Fecha: 1 de febrero de 2013 | Autor:

foro eco– La impresión general que tuvimos esta vez es que, tanto los líderes políticos como los altos ejecutivos, están más optimistas sobre los temas globales que lo que habían estado en 2012

– Los fantasmas de un rompimiento en la Eurozona o una salida de Grecia no están en la cabeza de los hacedores de política o de los inversionistas

– La posibilidad de un aterrizaje forzoso en China parece ser lejano

– Los riesgos políticos se enfocan ahora más en las tensiones entre China y Japón, que en el conflicto entre Irán e Israel

– México, Colombia, Perú, y Chile están entre los principales destinos de inversión, tanto de portafolio como directa, en mercados emergentes

– Percibimos que el principal riesgo para el crecimiento global y la estabilidad financiera viene ahora por la situación fiscal en EE.UU.

– No obstante, el consenso entre los líderes globales es que todos los temas mencionados se arreglarán, por lo que hay mucho espacio para mejorar en 2013


El Foro Económico Mundial (WEF). La semana pasada, una delegación del Grupo Financiero Banorte—encabezada por el Presidente del Consejo de Administración, Guillermo Ortíz Martínez, así como por su Director General, Alejandro Valenzuela—, se trasladó a Davos, Suiza, un centro de esquí en medio de los Alpes suizos famoso por organizar las reuniones anuales del Foro Económico Mundial (WEF). El motivo de este viaje fue discutir los temas que afectan al entorno global tanto en el corto como en el largo plazo. Cabe mencionar que estas reuniones tienden a reunir a todo tipo de líderes globales, desde hacedores de política económica, como la Directora Gerente del FMI, Christine Lagarde, o Mario Draghi, el Presidente del ECB; Presidentes del Consejo así como Directores Generales y de Finanzas de grandes compañías globales y fondos de inversión, como es el caso de Bill Gates de Microsoft o Jamie Dimon de JP Morgan hasta personalidades relacionadas con organizaciones caritativas, el arte, entre otros, como Charlize Theron. De acuerdo con el WEF, por una semana, la población permanente del pequeño pueblo de Davos—11 mil habitantes—se incrementa hasta 19 mil habitantes, llenando hoteles, restaurantes, tiendas así como el centro de convenciones.

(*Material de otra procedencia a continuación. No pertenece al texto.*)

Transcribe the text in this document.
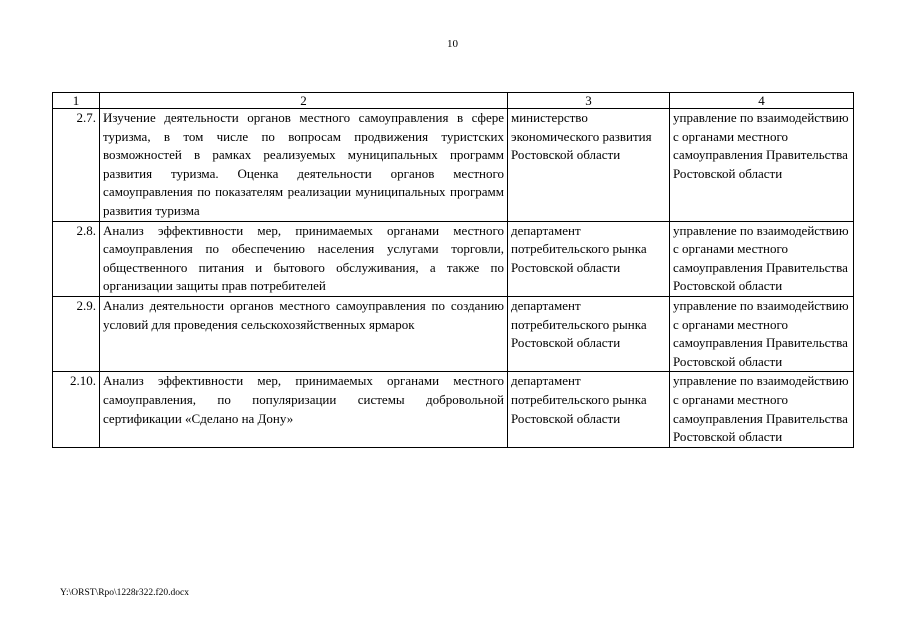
10
1	2	3	4
2.7.	Изучение деятельности органов местного самоуправления в сфере туризма, в том числе по вопросам продвижения туристских возможностей в рамках реализуемых муниципальных программ развития туризма. Оценка деятельности органов местного самоуправления по показателям реализации муниципальных программ развития туризма	министерство экономического развития Ростовской области	управление по взаимодействию с органами местного самоуправления Правительства Ростовской области
2.8.	Анализ эффективности мер, принимаемых органами местного самоуправления по обеспечению населения услугами торговли, общественного питания и бытового обслуживания, а также по организации защиты прав потребителей	департамент потребительского рынка Ростовской области	управление по взаимодействию с органами местного самоуправления Правительства Ростовской области
2.9.	Анализ деятельности органов местного самоуправления по созданию условий для проведения сельскохозяйственных ярмарок	департамент потребительского рынка Ростовской области	управление по взаимодействию с органами местного самоуправления Правительства Ростовской области
2.10.	Анализ эффективности мер, принимаемых органами местного самоуправления, по популяризации системы добровольной сертификации «Сделано на Дону»	департамент потребительского рынка Ростовской области	управление по взаимодействию с органами местного самоуправления Правительства Ростовской области
Y:\ORST\Rpo\1228r322.f20.docx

Más optimistas que el año pasado. En este contexto, percibimos que los asuntos más preocupantes y urgentes que pendían sobre el mundo el año pasado han sido atacados y que 2013 será un año menos volátil y de transición hacia un mundo más próspero. En Europa, por ejemplo, los fantasmas de un rompimiento del sistema Euro así como de una salida de Grecia no están en la mente de los líderes mundiales, mientras que las voces que abogaban por un aterrizaje forzoso en China se han acallado. Adicionalmente, las tensiones geopolíticas parece que han pasado de enfocarse en el conflicto entre Irán e Israel, así como de la llamada Primavera Árabe, a las tensiones entre China y Japón. De hecho, percibimos que el principal riesgo al crecimiento de la economía global y la estabilidad financiera se ha movido ahora a la situación fiscal en Estados Unidos. Sin embargo, el consenso predice que todos estos temas se arreglarán por lo que hay mucho espacio para mejoras.

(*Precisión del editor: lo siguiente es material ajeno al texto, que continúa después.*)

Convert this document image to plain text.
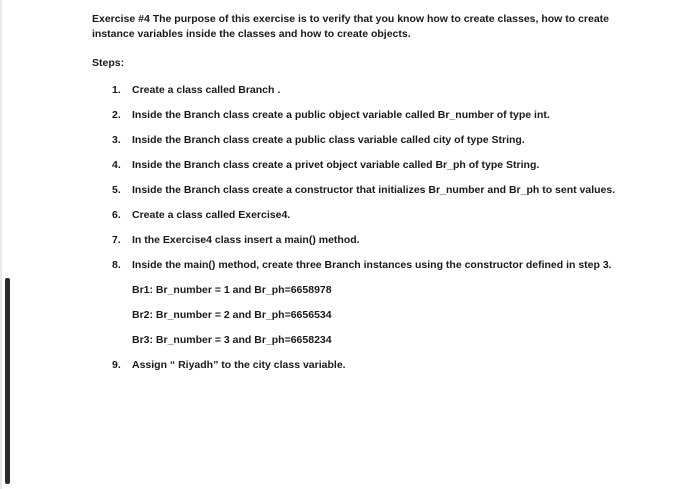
Exercise #4 The purpose of this exercise is to verify that you know how to create classes, how to create instance variables inside the classes and how to create objects.

Steps:

1. Create a class called Branch .
2. Inside the Branch class create a public object variable called Br_number of type int.
3. Inside the Branch class create a public class variable called city of type String.
4. Inside the Branch class create a privet object variable called Br_ph of type String.
5. Inside the Branch class create a constructor that initializes Br_number and Br_ph to sent values.
6. Create a class called Exercise4.
7. In the Exercise4 class insert a main() method.
8. Inside the main() method, create three Branch instances using the constructor defined in step 3.
Br1: Br_number = 1 and Br_ph=6658978
Br2: Br_number = 2 and Br_ph=6656534
Br3: Br_number = 3 and Br_ph=6658234
9. Assign “ Riyadh” to the city class variable.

Eventos de cola en la Eurozona se han mitigado. De un escenario de rompimiento de la Eurozona se regresa a un escenario de avance lento o muddling through. El año pasado, los líderes de la Eurozona se enfrentaron a una disyuntiva de política: o dejar salir al miembro más débil del sistema Euro, Grecia—lo que podría haber llevado a un rompimiento del sistema en general—o mantenerse en bloque y empezar a implementar medidas de política separadas—inclusive específicas para cada país. Como sabemos ahora, los líderes europeos escogieron mantener el bloque del Euro sin cambios. En nuestra opinión, las consecuencias desconocidas de escoger la primera opción—que definitivamente los hubiera llevado por terrenos inexplorados—tenían un costo muy elevado, con una alta probabilidad de observar patrones de inestabilidad económica, financiera y política por un período largo de tiempo. Una fuente importante de incertidumbre podría haber sido, en nuestra opinión, el cambio de percepción de los inversionistas sobre dónde invertir con un rompimiento de la Unión Monetaria Europea. En particular, la pregunta hubiera sido si Alemania sería un lugar más seguro para invertir por sí sola o dentro de la Eurozona. Esto hubiera causado salida de flujos no sólo de los países periféricos, pero también desde las economías consideradas como centrales (core). Consideramos que los líderes europeos fueron capaces de reforzar la cohesión entre los miembros del grupo aplicando tanto medidas macroeconómicas de corto plazo—como el programa de Overnight Monetary Transactions (OMT) del ECB, anunciado a mediados de 2012 y que calmó la incertidumbre sobre el riesgo de quiebra de las economías periféricas o el incremento del poder de apalancamiento de los fondos de estabilización—como medidas específicas por país, como fue el programa de reestructura de la deuda griega o el paquete de rescate al sistema bancario español. A estos esfuerzos se le unió la decisión de empezar a atacar temas de más largo plazo a través del diseño de una agenda que eventualmente lleve a una unión fiscal y bancaria. En este contexto, destacamos que, en nuestra opinión, el programa OMT del ECB marcó un cambio estructural, en el que el camino hacia un rompimiento se detuvo, y a partir del cual la situación empezó a mejorar.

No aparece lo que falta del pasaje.